Issue 35 / 10 September 2012

On 30 August 2012, the Therapeutic Goods Administration (TGA) announced registration in Australia of the drugs mifepristone (Mifepristone Linepharma) and misoprostol (GyMiso) for the purpose of early medical abortion (EMA) up to 49 days of pregnancy.

Mifepristone is also registered for “pretreatment” when using prostaglandin analogues for the termination of pregnancy for medical reasons “beyond the first trimester”. The TGA website lists Marie Stopes International Australia (MSIA) as the sponsor of the drugs. This organisation will now have full control of which Australian medical practitioners are able to prescribe them.

This is welcome news and we congratulate MSIA and the French pharmaceutical company Linepharma, who invested enormous amounts of time and money into this venture. While there has been a steady increase in the numbers of Australian doctors able to prescribe mifepristone under the TGA’s Authorised Prescriber legislation, this was essentially a cumbersome stop-gap measure. Full TGA registration has the potential to make mifepristone accessible to all Australian women faced with the decision about abortion.

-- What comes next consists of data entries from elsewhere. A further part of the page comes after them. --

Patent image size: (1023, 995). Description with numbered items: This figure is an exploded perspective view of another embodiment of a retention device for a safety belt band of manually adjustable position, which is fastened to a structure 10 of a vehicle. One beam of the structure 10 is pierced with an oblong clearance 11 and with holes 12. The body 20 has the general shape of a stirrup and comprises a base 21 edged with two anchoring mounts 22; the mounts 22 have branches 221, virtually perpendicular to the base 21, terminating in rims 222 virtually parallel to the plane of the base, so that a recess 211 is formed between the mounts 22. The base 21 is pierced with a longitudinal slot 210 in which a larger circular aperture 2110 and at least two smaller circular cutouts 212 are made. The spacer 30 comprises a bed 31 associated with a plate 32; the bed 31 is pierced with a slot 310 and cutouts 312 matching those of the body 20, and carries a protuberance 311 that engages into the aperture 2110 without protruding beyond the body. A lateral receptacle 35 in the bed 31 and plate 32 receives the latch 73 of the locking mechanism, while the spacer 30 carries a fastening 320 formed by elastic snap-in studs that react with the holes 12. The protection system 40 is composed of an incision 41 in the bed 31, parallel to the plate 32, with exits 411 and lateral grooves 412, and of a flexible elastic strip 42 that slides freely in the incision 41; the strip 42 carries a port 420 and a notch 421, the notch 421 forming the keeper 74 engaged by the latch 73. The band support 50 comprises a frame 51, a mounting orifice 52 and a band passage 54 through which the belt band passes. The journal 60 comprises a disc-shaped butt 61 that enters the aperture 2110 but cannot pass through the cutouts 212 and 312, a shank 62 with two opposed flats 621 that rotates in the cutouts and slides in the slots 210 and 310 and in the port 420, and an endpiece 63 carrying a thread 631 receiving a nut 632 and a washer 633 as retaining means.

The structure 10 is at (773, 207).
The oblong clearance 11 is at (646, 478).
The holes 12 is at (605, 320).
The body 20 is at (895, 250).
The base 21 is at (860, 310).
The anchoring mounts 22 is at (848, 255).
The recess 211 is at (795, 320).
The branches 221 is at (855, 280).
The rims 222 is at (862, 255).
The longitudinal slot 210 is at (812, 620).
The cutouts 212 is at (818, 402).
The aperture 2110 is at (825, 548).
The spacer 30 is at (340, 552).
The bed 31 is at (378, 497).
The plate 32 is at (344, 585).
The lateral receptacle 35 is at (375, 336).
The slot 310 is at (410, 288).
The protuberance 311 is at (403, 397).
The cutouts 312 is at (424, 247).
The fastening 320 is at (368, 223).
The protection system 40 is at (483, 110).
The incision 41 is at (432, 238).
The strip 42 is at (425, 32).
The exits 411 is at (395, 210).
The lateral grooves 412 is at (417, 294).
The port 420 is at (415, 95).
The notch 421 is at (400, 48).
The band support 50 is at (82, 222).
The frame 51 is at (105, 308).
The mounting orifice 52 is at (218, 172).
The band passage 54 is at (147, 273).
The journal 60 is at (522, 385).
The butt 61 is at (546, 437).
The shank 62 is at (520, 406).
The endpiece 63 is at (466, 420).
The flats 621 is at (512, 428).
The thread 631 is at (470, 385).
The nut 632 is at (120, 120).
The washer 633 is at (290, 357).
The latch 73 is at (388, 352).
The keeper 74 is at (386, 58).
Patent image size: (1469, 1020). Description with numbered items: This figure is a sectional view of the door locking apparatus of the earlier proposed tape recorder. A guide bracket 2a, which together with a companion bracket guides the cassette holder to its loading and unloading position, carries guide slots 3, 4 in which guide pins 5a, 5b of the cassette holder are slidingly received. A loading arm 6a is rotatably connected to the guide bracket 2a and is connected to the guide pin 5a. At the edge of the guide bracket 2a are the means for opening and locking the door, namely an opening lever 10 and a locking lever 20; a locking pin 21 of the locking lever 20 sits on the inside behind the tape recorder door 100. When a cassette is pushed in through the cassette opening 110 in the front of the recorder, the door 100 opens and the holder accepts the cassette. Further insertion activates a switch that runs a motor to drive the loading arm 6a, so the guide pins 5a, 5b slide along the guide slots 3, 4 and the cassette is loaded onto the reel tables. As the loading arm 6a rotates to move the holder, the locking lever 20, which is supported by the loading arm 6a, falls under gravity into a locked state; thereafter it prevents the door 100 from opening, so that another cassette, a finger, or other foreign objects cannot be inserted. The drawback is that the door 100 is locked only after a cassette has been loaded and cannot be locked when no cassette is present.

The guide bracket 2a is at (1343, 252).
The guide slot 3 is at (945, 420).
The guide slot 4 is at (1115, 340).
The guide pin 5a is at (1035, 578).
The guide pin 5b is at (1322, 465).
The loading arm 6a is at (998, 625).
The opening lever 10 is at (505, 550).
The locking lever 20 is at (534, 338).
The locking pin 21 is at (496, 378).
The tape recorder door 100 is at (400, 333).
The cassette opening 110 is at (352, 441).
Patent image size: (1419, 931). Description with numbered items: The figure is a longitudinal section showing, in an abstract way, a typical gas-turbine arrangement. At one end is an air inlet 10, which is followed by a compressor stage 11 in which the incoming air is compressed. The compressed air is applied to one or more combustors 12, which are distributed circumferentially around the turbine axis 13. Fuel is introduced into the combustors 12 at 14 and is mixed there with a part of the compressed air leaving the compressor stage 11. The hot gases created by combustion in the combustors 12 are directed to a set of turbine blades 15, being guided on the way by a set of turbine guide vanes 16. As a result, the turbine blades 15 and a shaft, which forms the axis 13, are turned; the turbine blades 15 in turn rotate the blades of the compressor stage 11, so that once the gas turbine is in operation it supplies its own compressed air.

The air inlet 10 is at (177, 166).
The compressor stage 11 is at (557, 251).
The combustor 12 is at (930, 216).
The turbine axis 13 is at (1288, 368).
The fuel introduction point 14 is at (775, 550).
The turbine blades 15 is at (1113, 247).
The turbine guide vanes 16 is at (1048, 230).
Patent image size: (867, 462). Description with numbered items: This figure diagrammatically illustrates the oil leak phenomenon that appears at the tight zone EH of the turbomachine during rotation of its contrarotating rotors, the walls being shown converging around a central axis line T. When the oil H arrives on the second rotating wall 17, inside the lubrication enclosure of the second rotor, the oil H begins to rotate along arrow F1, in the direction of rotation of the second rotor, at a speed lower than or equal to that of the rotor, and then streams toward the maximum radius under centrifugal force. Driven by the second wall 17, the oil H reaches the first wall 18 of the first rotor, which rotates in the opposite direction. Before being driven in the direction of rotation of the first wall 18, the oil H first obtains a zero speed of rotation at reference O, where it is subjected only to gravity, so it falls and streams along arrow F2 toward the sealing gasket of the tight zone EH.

However, some questions have yet to be answered. Approval is only for EMA at less than 7 weeks’ gestation, and for later abortion “after the first trimester”. Strongly worded product information reinforces these time frames. But many Australian women request abortion at 7–9 weeks, a gestation at which mifepristone/misoprostol has been widely and safely used overseas (and, until now, in Australia).

Furthermore, GyMiso is registered only for oral use, not vaginal, even though vaginal administration is also common practice here and overseas. While using drugs for “off-label” indications is accepted medical practice in Australia, it is not clear that this is going to be appropriate with these products, nor what the medicolegal implications might be for off-label use.

We do not know yet what the drugs will cost. Financial accessibility to medical abortion is as important as geographical and social accessibility. To date in our Authorised Prescriber practice of EMA, we have paid NZ$60 per tablet of mifepristone to the not-for-profit New Zealand company Istar, who in turn obtain the drug from commercial European suppliers. We would hope that the price from MSIA would not be too dissimilar. While an intention to apply for PBS listing has been expressed, this may be some time coming — one need only note that tibolone, another drug of proven benefit to women’s health, still does not have PBS listing.

Mandatory follow-up of women prescribed mifepristone for EMA is described in the drug’s product information, as is the stipulation that “the patient should be informed not to travel far away from the prescribing centre as long as complete expulsion has not been recorded”. It is unclear how these requirements will be enforced, given that home abortion has become overwhelmingly the practice in Australia, and given the significant rates of failure of follow-up reported in a recent Australian study.

The need for careful follow-up arises because a small percentage of women will have a continuing pregnancy despite what can be quite significant vaginal bleeding. If they fail to present for follow-up, the pregnancy may remain undetected until after the first trimester, making surgical abortion more difficult to access, and more risky for the woman.

Lastly, it must be said that the arrangements for distribution of the drugs are unusual. There are close links between the MSIA abortion provider “Dr Marie”, currently charging quite substantial fees for EMA in clinics across Australia, and MS Health, the MSIA subsidiary company who will control which Australian doctors will be able to prescribe the drug. Currently such potential prescribers are listed as Fellows and Diplomates of RANZCOG and doctors who undertake an online education program “freely provided” through MS Health.

This may indeed prove a very effective way of ensuring safe EMA for all Australian women. But it is one that should, and no doubt will, be subject to close scrutiny in the coming months. We wish MSIA every success in achieving an outcome acceptable to all stakeholders.

Professor Caroline de Costa is professor of obstetrics and gynaecology at James Cook University School of Medicine, Queensland. Dr Michael Carrette is a Cairns-based gynaecologist.